Marksizm 2013: Başka bir dünya için mücadeleye devam!
Dünyayı saran isyan dalgası nihayet Türkiye’ye de ulaştı. AKP’nin muhafazakâr ve piyasacı politikalarına, otoriterliğine, Başbakan’ın kibrine karşı sokağa çıkan yüzbinlerin öfkesi AKP’ye 1 Mart tezkeresinden bu yana en büyük yenilgisini yaşattı.
Taksim Gezi Parkı’nda yaşananlar, hepimizin mücadele içinde nasıl değiştiğimizi, kolektif bir direnişi nasıl mümkün hale getirdiğimizi gösterdi. Cinsiyetçilikten, milliyetçilikten, ırkçılıktan, homofobiden, İslamofobiden, militarizmden ve darbecilikten uzak bir dünyanın mümkün olabildiğini gördük. Gezi direnişinin en önemli gücü AKP’nin sokmaya çalıştığı kalıplara girmemesi oldu. Bizi darbecilikte suçlayanlara karşı “Hiç kimsenin askeri olmayacağız” dedik, dindar-laik bölünmesine düşmedik, Kürt halkıyla, LGBT bireylerle hep birlikte direndik.

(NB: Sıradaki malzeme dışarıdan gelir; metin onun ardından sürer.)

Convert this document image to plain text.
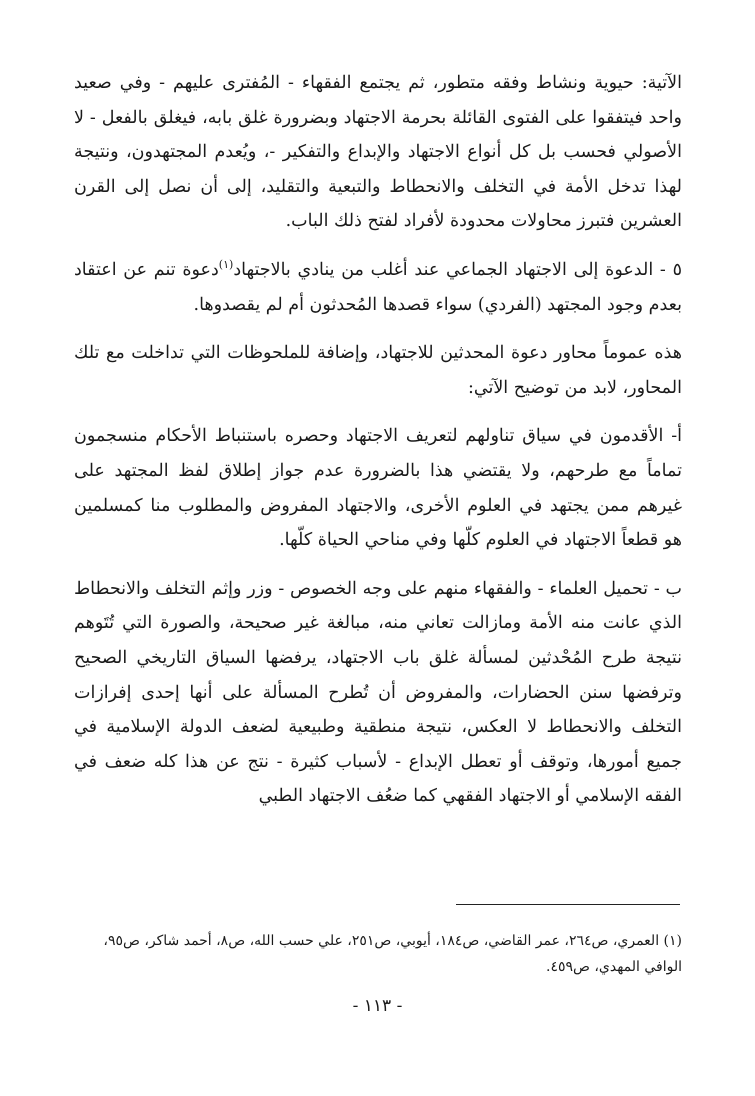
الآتية: حيوية ونشاط وفقه متطور، ثم يجتمع الفقهاء - المُفترى عليهم - وفي صعيد واحد فيتفقوا على الفتوى القائلة بحرمة الاجتهاد وبضرورة غلق بابه، فيغلق بالفعل - لا الأصولي فحسب بل كل أنواع الاجتهاد والإبداع والتفكير -، ويُعدم المجتهدون، ونتيجة لهذا تدخل الأمة في التخلف والانحطاط والتبعية والتقليد، إلى أن نصل إلى القرن العشرين فتبرز محاولات محدودة لأفراد لفتح ذلك الباب.

٥ - الدعوة إلى الاجتهاد الجماعي عند أغلب من ينادي بالاجتهاد$^{(١)}$دعوة تنم عن اعتقاد بعدم وجود المجتهد (الفردي) سواء قصدها المُحدثون أم لم يقصدوها.

هذه عموماً محاور دعوة المحدثين للاجتهاد، وإضافة للملحوظات التي تداخلت مع تلك المحاور، لابد من توضيح الآتي:

أ- الأقدمون في سياق تناولهم لتعريف الاجتهاد وحصره باستنباط الأحكام منسجمون تماماً مع طرحهم، ولا يقتضي هذا بالضرورة عدم جواز إطلاق لفظ المجتهد على غيرهم ممن يجتهد في العلوم الأخرى، والاجتهاد المفروض والمطلوب منا كمسلمين هو قطعاً الاجتهاد في العلوم كلّها وفي مناحي الحياة كلّها.

ب - تحميل العلماء - والفقهاء منهم على وجه الخصوص - وزر وإثم التخلف والانحطاط الذي عانت منه الأمة ومازالت تعاني منه، مبالغة غير صحيحة، والصورة التي تُتَوهم نتيجة طرح المُحْدثين لمسألة غلق باب الاجتهاد، يرفضها السياق التاريخي الصحيح وترفضها سنن الحضارات، والمفروض أن تُطرح المسألة على أنها إحدى إفرازات التخلف والانحطاط لا العكس، نتيجة منطقية وطبيعية لضعف الدولة الإسلامية في جميع أمورها، وتوقف أو تعطل الإبداع - لأسباب كثيرة - نتج عن هذا كله ضعف في الفقه الإسلامي أو الاجتهاد الفقهي كما ضعُف الاجتهاد الطبي

(١) العمري، ص٢٦٤، عمر القاضي، ص١٨٤، أيوبي، ص٢٥١، علي حسب الله، ص٨، أحمد شاكر، ص٩٥، الوافي المهدي، ص٤٥٩.
- ١١٣ -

Gezi direnişi gösterdi ki Fırat’ın doğusunda on yıllardır özgürlük için direnen Kürt halkının yanında olan bir hareket var. Bu hareket, 90 yıllık devlet terörü, baskı ve yasakçılığı devam ettiren AKP hükümetine başkaldırmış kitlesel özgürlükçü bir harekettir. Lice’de Medeni Yıldırım’ın öldürülmesinden sonra sokağa çıkan binlerce kişi Kürt halkının yanında olduğu ve barış istediğini haykırdı. Hepimiz, hemen şimdi barış ve özgürlük istiyoruz.
Yalnız değiliz. Mısır’da ordunun darbesine ve karşı devrimci politikalarına, Suriye’de Esad rejimine ve emperyalist müdahaleye, Avrupa’da krizin bedelini işçilere ödetmek isteyenlerin dayattığı kemer sıkma politikalarına direnenlerle birlikteyiz. İspanya’daki “öfkeliler” ile Amerika’daki Occupy eylemcileri ile aynı hayali paylaşıyoruz.
Gelin hem Gezi’de yaşadıklarımızı ve bundan sonra neler yapacağımızı konuşalım hem de dünyanın dört bir yanından gelen eylemcilerin deneyimlerini dinleyelim. Mısır’dan, Suriye’den, İngiltere’den devrimcilerle birlikte küresel mücadeleyi hep birlikte nasıl yükselteceğimizi tartışalım.